Rock y alegría para la última noche del Cruïlla
León Benavente se llevaron la palma rockera de un festival marcado por los test de antígenos
Volvió el final de un festival que la pandemia arrebató la temporada pasada. Cuerpos cansados, caras alegres, últimas bromas, postrer trago, vaso al suelo y enfilar la salida para que el personal del festival, ellos sí cara sólo de extenuación, hiciese la última lectura al chip de la pulsera. Esa pulsera era, a partir de ese momento, objeto para ser guardado y con él recordar que perteneció al Cruïlla 2021, el de los test. DJ Amable ponía la banda sonora a la despedida en una noche donde el rock fue el dominador, con unos León Benavente espléndidos peleando con Dorian por dejar los mejores recuerdos de la jornada. El Cruïlla de los antígenos ha puesto su pica en Flandes.
A partir de ahora, compás de espera para comprobar si todo el trabajo hecho no es barrido por un brote de importancia resultado de un uso de mascarilla que no fue tan intensivo como la mirada comprensiva de la organización quiso ver. La insistencia en todos los ámbitos sobre la importancia de su uso protege a ésta de acusaciones de inacción, pero deja esa grieta en un muro preventivo que tuvo que soportar los embates de los hábitos propios de un festival. “Estoy al aire libre, no hay nadie cerca, estoy bebiendo esta cerveza y he pagado para que me digan que soy negativo, ¿para qué me voy a poner la mascarilla ahora?”, respondía un espectador, bañado en la convicción de que el recinto estaba vallado al virus, o que si no lo estaba aceptaba el riesgo. Mucho ruido informativo en la sociedad, poca concreción y claridad. No lo decían, pero se notaba en los organizadores del festival un cierto hastío, eran objeto de lupa cuando más allá de sus límites cada cual hace de su capa un sayo.

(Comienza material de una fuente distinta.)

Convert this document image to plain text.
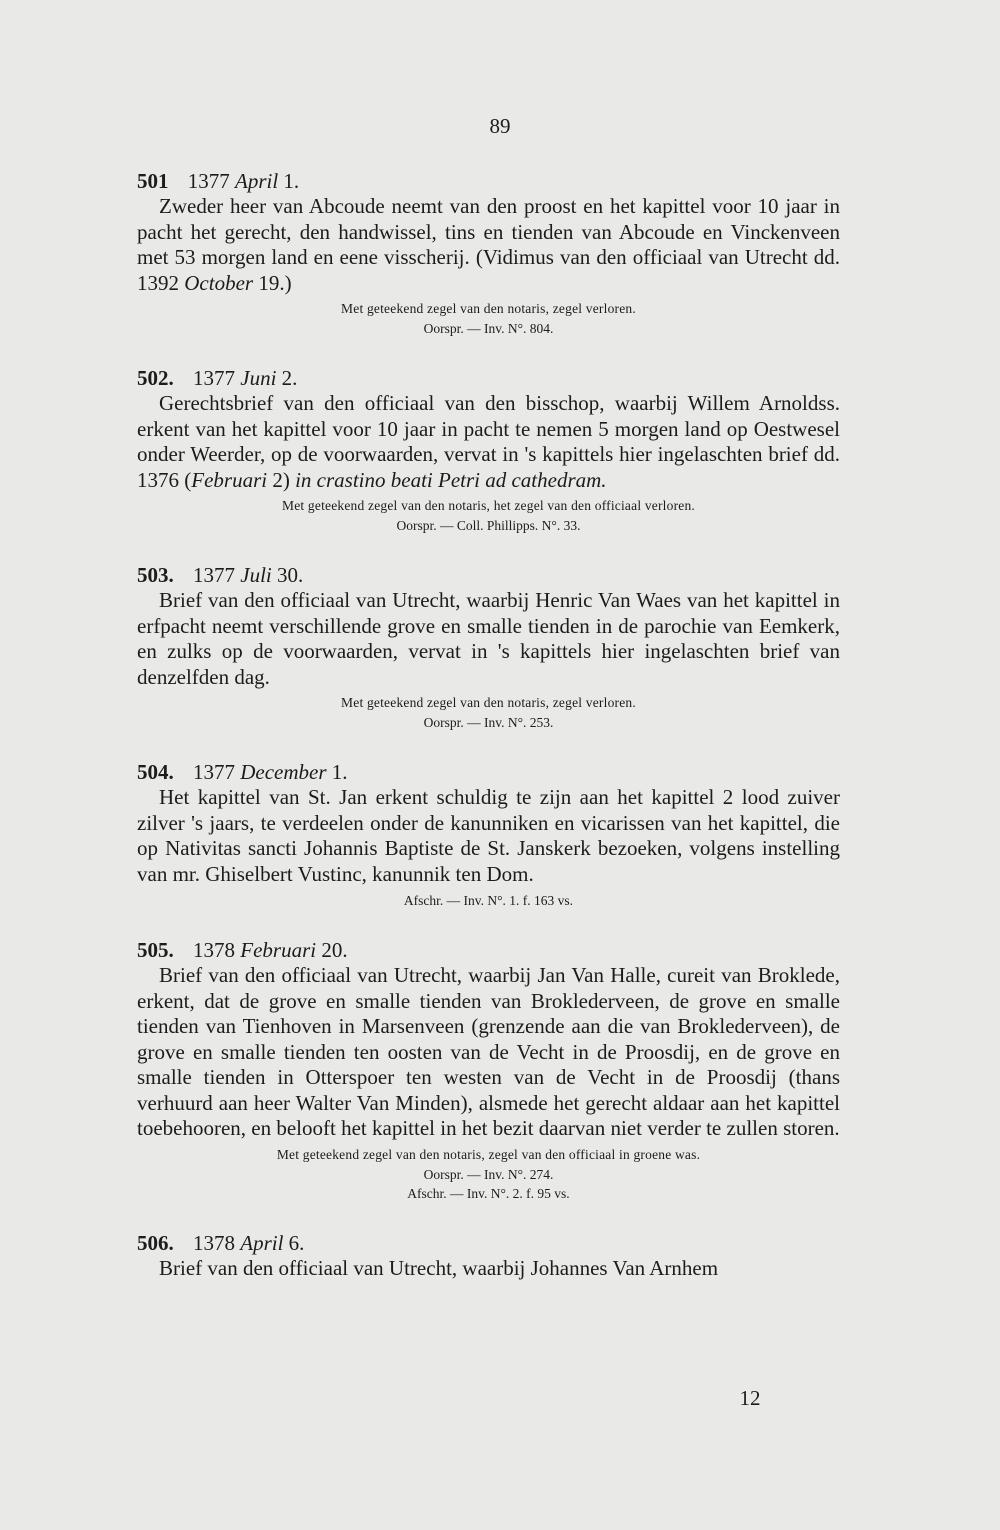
89

501 1377 April 1.

Zweder heer van Abcoude neemt van den proost en het kapittel voor 10 jaar in pacht het gerecht, den handwissel, tins en tienden van Abcoude en Vinckenveen met 53 morgen land en eene visscherij. (Vidimus van den officiaal van Utrecht dd. 1392 October 19.)

Met geteekend zegel van den notaris, zegel verloren.

Oorspr. — Inv. N°. 804.

502. 1377 Juni 2.

Gerechtsbrief van den officiaal van den bisschop, waarbij Willem Arnoldss. erkent van het kapittel voor 10 jaar in pacht te nemen 5 morgen land op Oestwesel onder Weerder, op de voorwaarden, vervat in 's kapittels hier ingelaschten brief dd. 1376 (Februari 2) in crastino beati Petri ad cathedram.

Met geteekend zegel van den notaris, het zegel van den officiaal verloren.

Oorspr. — Coll. Phillipps. N°. 33.

503. 1377 Juli 30.

Brief van den officiaal van Utrecht, waarbij Henric Van Waes van het kapittel in erfpacht neemt verschillende grove en smalle tienden in de parochie van Eemkerk, en zulks op de voorwaarden, vervat in 's kapittels hier ingelaschten brief van denzelfden dag.

Met geteekend zegel van den notaris, zegel verloren.

Oorspr. — Inv. N°. 253.

504. 1377 December 1.

Het kapittel van St. Jan erkent schuldig te zijn aan het kapittel 2 lood zuiver zilver 's jaars, te verdeelen onder de kanunniken en vicarissen van het kapittel, die op Nativitas sancti Johannis Baptiste de St. Janskerk bezoeken, volgens instelling van mr. Ghiselbert Vustinc, kanunnik ten Dom.

Afschr. — Inv. N°. 1. f. 163 vs.

505. 1378 Februari 20.

Brief van den officiaal van Utrecht, waarbij Jan Van Halle, cureit van Broklede, erkent, dat de grove en smalle tienden van Broklederveen, de grove en smalle tienden van Tienhoven in Marsenveen (grenzende aan die van Broklederveen), de grove en smalle tienden ten oosten van de Vecht in de Proosdij, en de grove en smalle tienden in Otterspoer ten westen van de Vecht in de Proosdij (thans verhuurd aan heer Walter Van Minden), alsmede het gerecht aldaar aan het kapittel toebehooren, en belooft het kapittel in het bezit daarvan niet verder te zullen storen.

Met geteekend zegel van den notaris, zegel van den officiaal in groene was.

Oorspr. — Inv. N°. 274.

Afschr. — Inv. N°. 2. f. 95 vs.

506. 1378 April 6.

Brief van den officiaal van Utrecht, waarbij Johannes Van Arnhem

12
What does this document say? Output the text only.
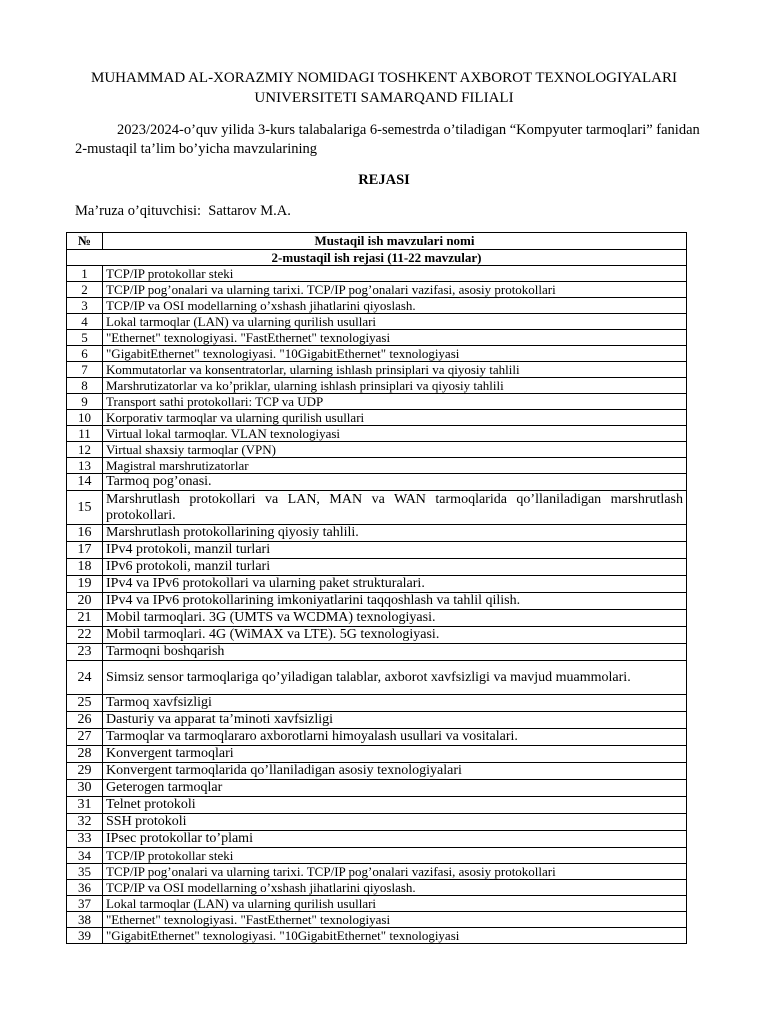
MUHAMMAD AL-XORAZMIY NOMIDAGI TOSHKENT AXBOROT TEXNOLOGIYALARI
UNIVERSITETI SAMARQAND FILIALI
2023/2024-o’quv yilida 3-kurs talabalariga 6-semestrda o’tiladigan “Kompyuter tarmoqlari” fanidan 2-mustaqil ta’lim bo’yicha mavzularining
REJASI
Ma’ruza o’qituvchisi: Sattarov M.A.
№	Mustaqil ish mavzulari nomi
2-mustaqil ish rejasi (11-22 mavzular)	
1	TCP/IP protokollar steki
2	TCP/IP pog’onalari va ularning tarixi. TCP/IP pog’onalari vazifasi, asosiy protokollari
3	TCP/IP va OSI modellarning o’xshash jihatlarini qiyoslash.
4	Lokal tarmoqlar (LAN) va ularning qurilish usullari
5	"Ethernet" texnologiyasi. "FastEthernet" texnologiyasi
6	"GigabitEthernet" texnologiyasi. "10GigabitEthernet" texnologiyasi
7	Kommutatorlar va konsentratorlar, ularning ishlash prinsiplari va qiyosiy tahlili
8	Marshrutizatorlar va ko’priklar, ularning ishlash prinsiplari va qiyosiy tahlili
9	Transport sathi protokollari: TCP va UDP
10	Korporativ tarmoqlar va ularning qurilish usullari
11	Virtual lokal tarmoqlar. VLAN texnologiyasi
12	Virtual shaxsiy tarmoqlar (VPN)
13	Magistral marshrutizatorlar
14	Tarmoq pog’onasi.
15	Marshrutlash protokollari va LAN, MAN va WAN tarmoqlarida qo’llaniladigan marshrutlash protokollari.
16	Marshrutlash protokollarining qiyosiy tahlili.
17	IPv4 protokoli, manzil turlari
18	IPv6 protokoli, manzil turlari
19	IPv4 va IPv6 protokollari va ularning paket strukturalari.
20	IPv4 va IPv6 protokollarining imkoniyatlarini taqqoshlash va tahlil qilish.
21	Mobil tarmoqlari. 3G (UMTS va WCDMA) texnologiyasi.
22	Mobil tarmoqlari. 4G (WiMAX va LTE). 5G texnologiyasi.
23	Tarmoqni boshqarish
24	Simsiz sensor tarmoqlariga qo’yiladigan talablar, axborot xavfsizligi va mavjud muammolari.
25	Tarmoq xavfsizligi
26	Dasturiy va apparat ta’minoti xavfsizligi
27	Tarmoqlar va tarmoqlararo axborotlarni himoyalash usullari va vositalari.
28	Konvergent tarmoqlari
29	Konvergent tarmoqlarida qo’llaniladigan asosiy texnologiyalari
30	Geterogen tarmoqlar
31	Telnet protokoli
32	SSH protokoli
33	IPsec protokollar to’plami
34	TCP/IP protokollar steki
35	TCP/IP pog’onalari va ularning tarixi. TCP/IP pog’onalari vazifasi, asosiy protokollari
36	TCP/IP va OSI modellarning o’xshash jihatlarini qiyoslash.
37	Lokal tarmoqlar (LAN) va ularning qurilish usullari
38	"Ethernet" texnologiyasi. "FastEthernet" texnologiyasi
39	"GigabitEthernet" texnologiyasi. "10GigabitEthernet" texnologiyasi
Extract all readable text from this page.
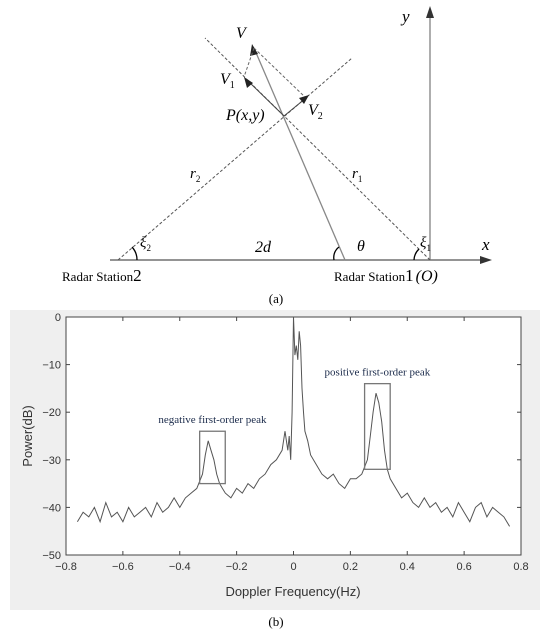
y
x
V
$V_1$
$V_2$
P(x,y)
$r_2$	$r_1$
$\xi_2$	$\xi_1$
2d	θ
Radar Station2	Radar Station1 (O)
(a)
−0.8	−0.6	−0.4	−0.2	0	0.2	0.4	0.6	0.8
0
−10
−20
−30
−40
−50
negative first-order peak
positive first-order peak
Doppler Frequency(Hz)
Power(dB)
(b)
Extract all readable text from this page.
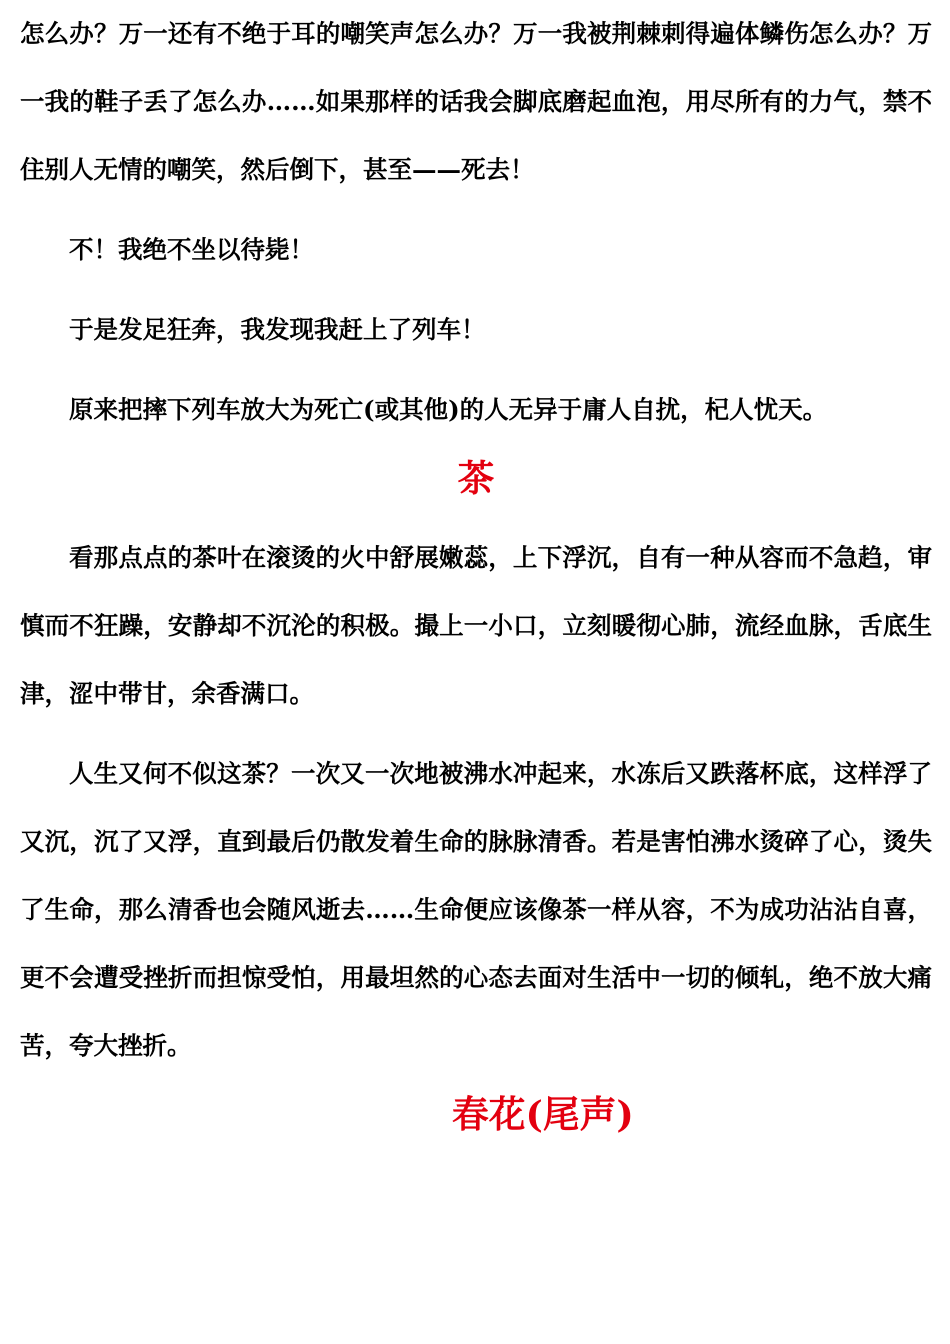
怎么办？万一还有不绝于耳的嘲笑声怎么办？万一我被荆棘刺得遍体鳞伤怎么办？万一我的鞋子丢了怎么办……如果那样的话我会脚底磨起血泡，用尽所有的力气，禁不住别人无情的嘲笑，然后倒下，甚至——死去！

不！我绝不坐以待毙！

于是发足狂奔，我发现我赶上了列车！

原来把摔下列车放大为死亡(或其他)的人无异于庸人自扰，杞人忧天。

茶

看那点点的茶叶在滚烫的火中舒展嫩蕊，上下浮沉，自有一种从容而不急趋，审慎而不狂躁，安静却不沉沦的积极。撮上一小口，立刻暖彻心肺，流经血脉，舌底生津，涩中带甘，余香满口。

人生又何不似这茶？一次又一次地被沸水冲起来，水冻后又跌落杯底，这样浮了又沉，沉了又浮，直到最后仍散发着生命的脉脉清香。若是害怕沸水烫碎了心，烫失了生命，那么清香也会随风逝去……生命便应该像茶一样从容，不为成功沾沾自喜，更不会遭受挫折而担惊受怕，用最坦然的心态去面对生活中一切的倾轧，绝不放大痛苦，夸大挫折。

春花(尾声)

En el apartado musical, la lección más importante es que el festival puede apañarse sin artistas internacionales. Apañarse, no más. Los necesita, obviamente, pero su ausencia no ha sido letal, todo y que tampoco se alcanzaron las 25.000 personas diarias previstas. Las cancelaciones por contagio fueron numerosísimas, adujo la dirección, aunque quizás sus expectativas eran demasiado ambiciosas. La presencia de Izal, con una gran multitud disfrutando de unas canciones que parecen compuestas con la intención de no ser populares, o de Leiva, quien seguro que de mayor quiere tocar con los Stones, fueron los momentos álgidos de rock de la noche, con permiso de un Coque Malla que actuó ante un público notablemente más joven que el que hace pocos meses le siguió en el Liceo. Aún con todo, conocían Adiós papá.
Pero el rock que tenía más intención de la noche fue el de León Benavente (el nombre proviene de un tramo de carretera castellana), un proyecto de músicos que tocan en otras formaciones y que cuando se juntan suenan a maquinaria pesada. Rock musculoso y pétreo, con ribetes industriales y perfiles de electrónica ejemplarmente ejecutado, con letras también intencionadas y una pose en el escenario de banda que no ofrece cuartel. Músculo con cabeza, no sólo con testosterona y sudor. Abraham Boba cantaba y en ocasiones sólo decía, mientras impulsando su voz la banda pespunteaba los límites de la canción, cosiéndola con hilo de acero. Tras un paseo por su repertorio cerraron con Ser brigada para rubricar un concierto tan sólido como su sonido.
Cuerpos sin control
Más tarde, Dorian, con su pop electrónico, se encargaron de cerrar una jornada en la que Morcheeba pusieron la nota anglosajona. Ya solo se trataba de enfilar la salida esquivando lo más peligroso de los festivales, los cuerpos en trayectoria errática con los que un encontronazo puede tener efectos devastadores. Y a esas horas hay unos cuantos cuerpos sin control. Una yincana para concluir un festival, el festival que ha apostado abiertamente por convivir con la covid combatiéndolo a base de cribados, el festival que ha emocionado a sus artistas al reencontrarse con su audiencia. ¿Un milagrito episódico? Esperemos que no. Todos necesitamos creerlo.